I don't see a lot of cars on my commute, as most of it is done on bike tracks or quiet side roads. Cars are generally not a problem for me. My biggest problem is pedestrians.
The Pyrmont Bridge is a scene of chaos every day as hordes of pedestrians and bikes flow into the city in the morning and home again in the evening. In between the peaks, the bridge is flooded with tourists ambling between the city and Darling Harbour.
I have no problems with going slowly and sedately across the bridge - unlike some fools who see it as a slalom course and thunder furiously across the bridge at 100mp/h, scattering grannies and prams and tourists in all directions. If a pedestrian sticks an umbrella through the spokes of one of these loons, I will not weep for them.

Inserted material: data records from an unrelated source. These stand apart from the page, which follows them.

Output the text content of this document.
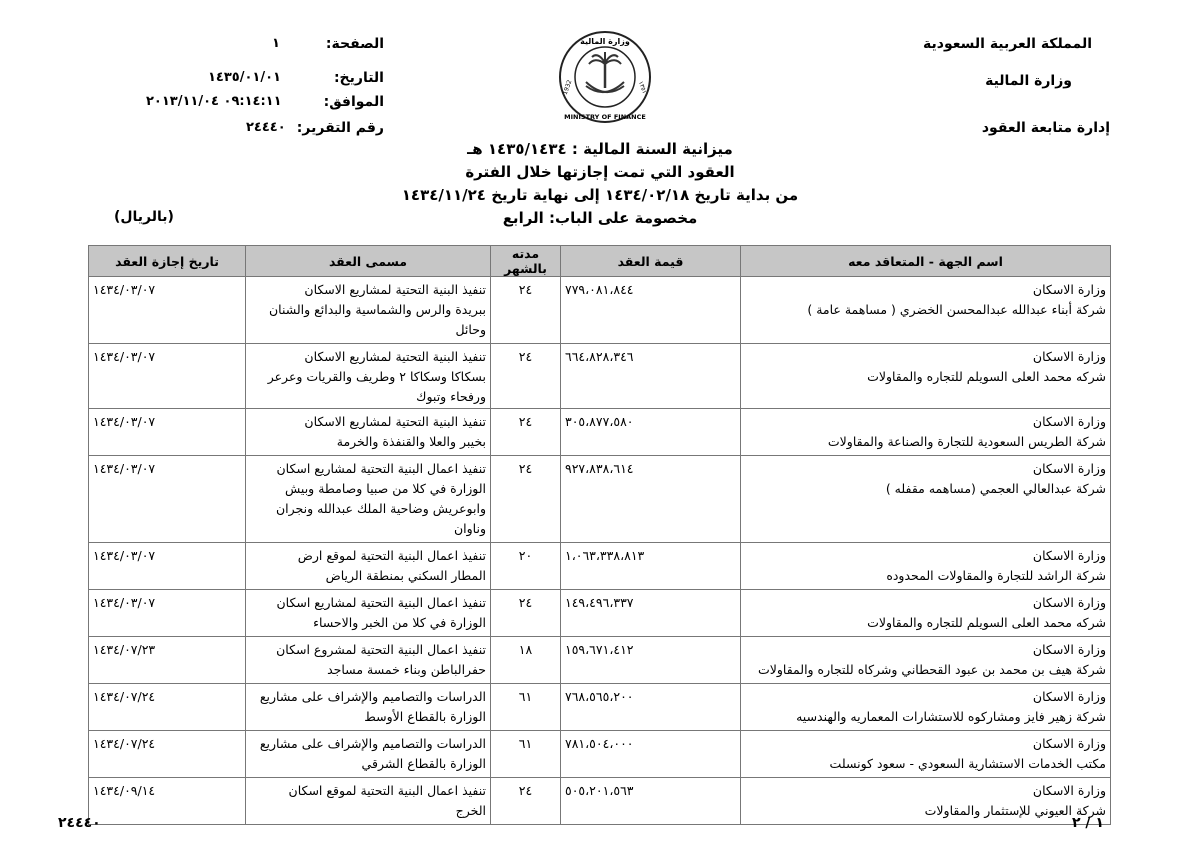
المملكة العربية السعودية
وزارة المالية
إدارة متابعة العقود
وزارة المالية
MINISTRY OF FINANCE
1932	١٣٥١
الصفحة:
١
التاريخ:
١٤٣٥/٠١/٠١
الموافق:
٠٩:١٤:١١ ٢٠١٣/١١/٠٤
رقم التقرير:
٢٤٤٤٠
ميزانية السنة المالية : ١٤٣٥/١٤٣٤ هـ
العقود التي تمت إجازتها خلال الفترة
من بداية تاريخ ١٤٣٤/٠٢/١٨ إلى نهاية تاريخ ١٤٣٤/١١/٢٤
مخصومة على الباب: الرابع
(بالريال)
اسم الجهة - المتعاقد معه	قيمة العقد	مدته بالشهر	مسمى العقد	تاريخ إجازة العقد

وزارة الاسكان
شركة أبناء عبدالله عبدالمحسن الخضري ( مساهمة عامة )	٧٧٩،٠٨١،٨٤٤	٢٤	تنفيذ البنية التحتية لمشاريع الاسكان
ببريدة والرس والشماسية والبدائع والشنان
وحائل	١٤٣٤/٠٣/٠٧

وزارة الاسكان
شركه محمد العلى السويلم للتجاره والمقاولات	٦٦٤،٨٢٨،٣٤٦	٢٤	تنفيذ البنية التحتية لمشاريع الاسكان
بسكاكا وسكاكا ٢ وطريف والقريات وعرعر
ورفحاء وتبوك	١٤٣٤/٠٣/٠٧

وزارة الاسكان
شركة الطريس السعودية للتجارة والصناعة والمقاولات	٣٠٥،٨٧٧،٥٨٠	٢٤	تنفيذ البنية التحتية لمشاريع الاسكان
بخيبر والعلا والقنفذة والخرمة	١٤٣٤/٠٣/٠٧

وزارة الاسكان
شركة عبدالعالي العجمي (مساهمه مقفله )	٩٢٧،٨٣٨،٦١٤	٢٤	تنفيذ اعمال البنية التحتية لمشاريع اسكان
الوزارة في كلا من صبيا وصامطة وبيش
وابوعريش وضاحية الملك عبدالله ونجران
وناوان	١٤٣٤/٠٣/٠٧

وزارة الاسكان
شركة الراشد للتجارة والمقاولات المحدوده	١،٠٦٣،٣٣٨،٨١٣	٢٠	تنفيذ اعمال البنية التحتية لموقع ارض
المطار السكني بمنطقة الرياض	١٤٣٤/٠٣/٠٧

وزارة الاسكان
شركه محمد العلى السويلم للتجاره والمقاولات	١٤٩،٤٩٦،٣٣٧	٢٤	تنفيذ اعمال البنية التحتية لمشاريع اسكان
الوزارة في كلا من الخبر والاحساء	١٤٣٤/٠٣/٠٧

وزارة الاسكان
شركة هيف بن محمد بن عبود القحطاني وشركاه للتجاره والمقاولات	١٥٩،٦٧١،٤١٢	١٨	تنفيذ اعمال البنية التحتية لمشروع اسكان
حفرالباطن وبناء خمسة مساجد	١٤٣٤/٠٧/٢٣

وزارة الاسكان
شركة زهير فايز ومشاركوه للاستشارات المعماريه والهندسيه	٧٦٨،٥٦٥،٢٠٠	٦١	الدراسات والتصاميم والإشراف على مشاريع
الوزارة بالقطاع الأوسط	١٤٣٤/٠٧/٢٤

وزارة الاسكان
مكتب الخدمات الاستشارية السعودي - سعود كونسلت	٧٨١،٥٠٤،٠٠٠	٦١	الدراسات والتصاميم والإشراف على مشاريع
الوزارة بالقطاع الشرقي	١٤٣٤/٠٧/٢٤

وزارة الاسكان
شركة العيوني للإستثمار والمقاولات	٥٠٥،٢٠١،٥٦٣	٢٤	تنفيذ اعمال البنية التحتية لموقع اسكان
الخرج	١٤٣٤/٠٩/١٤
١ / ٢
٢٤٤٤٠
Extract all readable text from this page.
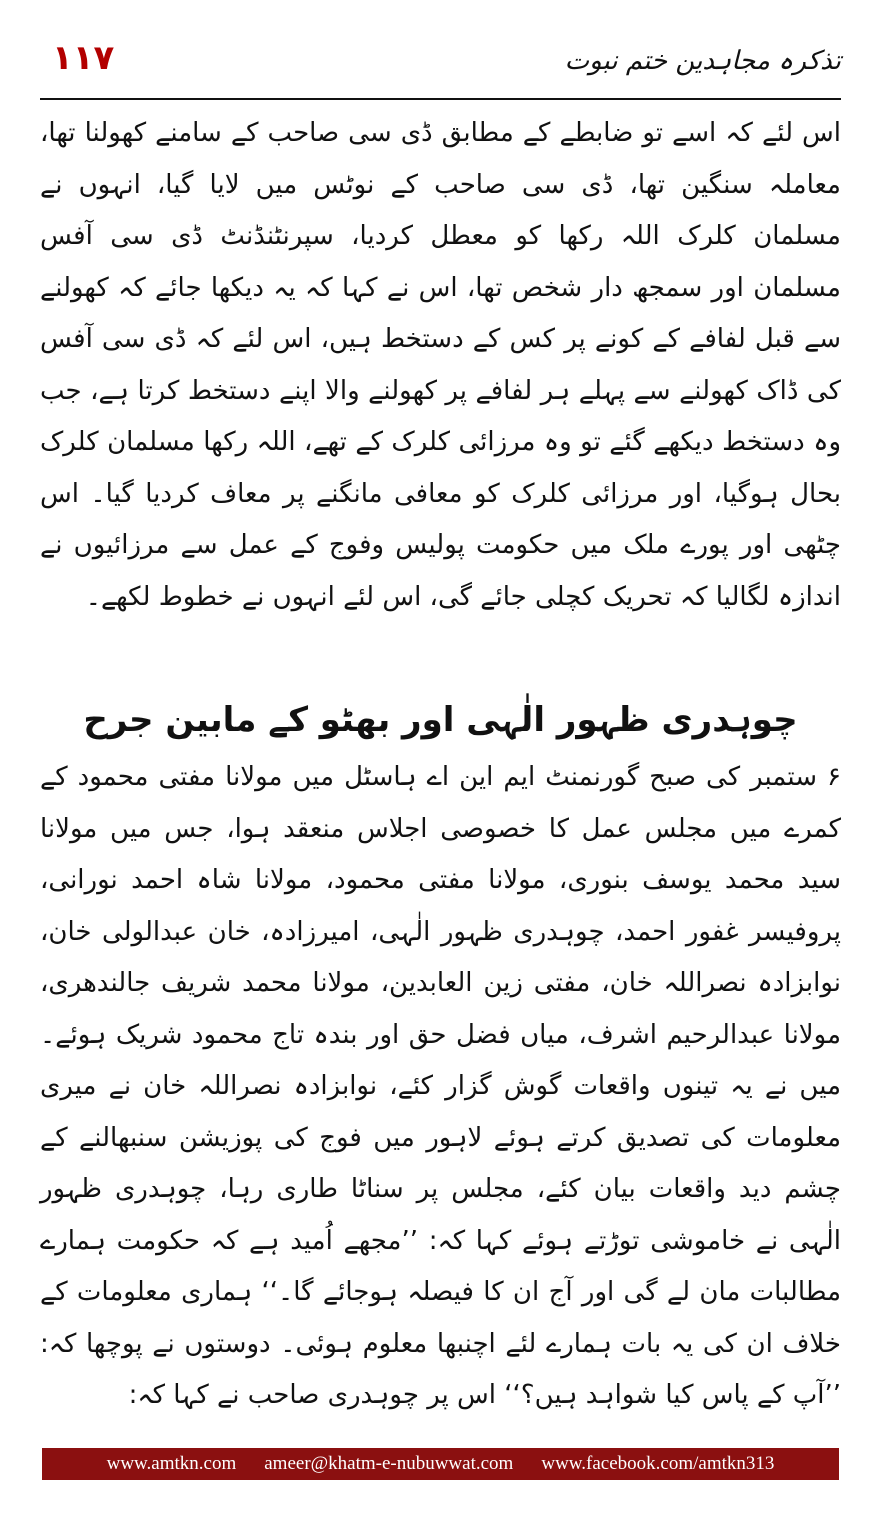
۱۱۷	تذکرہ مجاہدین ختم نبوت

اس لئے کہ اسے تو ضابطے کے مطابق ڈی سی صاحب کے سامنے کھولنا تھا، معاملہ سنگین تھا، ڈی سی صاحب کے نوٹس میں لایا گیا، انہوں نے مسلمان کلرک اللہ رکھا کو معطل کردیا، سپرنٹنڈنٹ ڈی سی آفس مسلمان اور سمجھ دار شخص تھا، اس نے کہا کہ یہ دیکھا جائے کہ کھولنے سے قبل لفافے کے کونے پر کس کے دستخط ہیں، اس لئے کہ ڈی سی آفس کی ڈاک کھولنے سے پہلے ہر لفافے پر کھولنے والا اپنے دستخط کرتا ہے، جب وہ دستخط دیکھے گئے تو وہ مرزائی کلرک کے تھے، اللہ رکھا مسلمان کلرک بحال ہوگیا، اور مرزائی کلرک کو معافی مانگنے پر معاف کردیا گیا۔ اس چٹھی اور پورے ملک میں حکومت پولیس وفوج کے عمل سے مرزائیوں نے اندازہ لگالیا کہ تحریک کچلی جائے گی، اس لئے انہوں نے خطوط لکھے۔

چوہدری ظہور الٰہی اور بھٹو کے مابین جرح

۶ ستمبر کی صبح گورنمنٹ ایم این اے ہاسٹل میں مولانا مفتی محمود کے کمرے میں مجلس عمل کا خصوصی اجلاس منعقد ہوا، جس میں مولانا سید محمد یوسف بنوری، مولانا مفتی محمود، مولانا شاہ احمد نورانی، پروفیسر غفور احمد، چوہدری ظہور الٰہی، امیرزادہ، خان عبدالولی خان، نوابزادہ نصراللہ خان، مفتی زین العابدین، مولانا محمد شریف جالندھری، مولانا عبدالرحیم اشرف، میاں فضل حق اور بندہ تاج محمود شریک ہوئے۔ میں نے یہ تینوں واقعات گوش گزار کئے، نوابزادہ نصراللہ خان نے میری معلومات کی تصدیق کرتے ہوئے لاہور میں فوج کی پوزیشن سنبھالنے کے چشم دید واقعات بیان کئے، مجلس پر سناٹا طاری رہا، چوہدری ظہور الٰہی نے خاموشی توڑتے ہوئے کہا کہ: ’’مجھے اُمید ہے کہ حکومت ہمارے مطالبات مان لے گی اور آج ان کا فیصلہ ہوجائے گا۔‘‘ ہماری معلومات کے خلاف ان کی یہ بات ہمارے لئے اچنبھا معلوم ہوئی۔ دوستوں نے پوچھا کہ: ’’آپ کے پاس کیا شواہد ہیں؟‘‘ اس پر چوہدری صاحب نے کہا کہ:

www.amtkn.com ameer@khatm-e-nubuwwat.com www.facebook.com/amtkn313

But what totally shits me is the utterly incoherent walking methods that some pedestrians use. If you are going to walk across a bridge from end to end, try picking a line and following it. It's ok to meander from side to side if you are drunk; but if it is 0730 and you are sober and on your way to the office, then WALK IN A FUCKING STRAIGHT LINE.
And try not to adopt a staggered formation where a gaggle of six unconnected individuals walk in such a way to fill all the road space from side to side, rather than collecting themselves into some sort of file.
But the worst are those who walk on the right. This is Australia. We drive on the left. There is a great big dividing line down the centre of the bridge formed by the Monorail. When things are busy (as they always are), people should keep to the left. If they did that, all the contention on the bridge between cyclists and pedestrians would evaporate overnight.
Funnily enough, at the city end of the bridge, everyone is squeezed onto a narrow walkway about six feet wide. Once all the meandering pedestrians hit that, they immediately start walking on the left and they get into a single file and they walk in a straight line.
It just goes to show that the more space that you give to some pedestrians, the sillier will be their walks.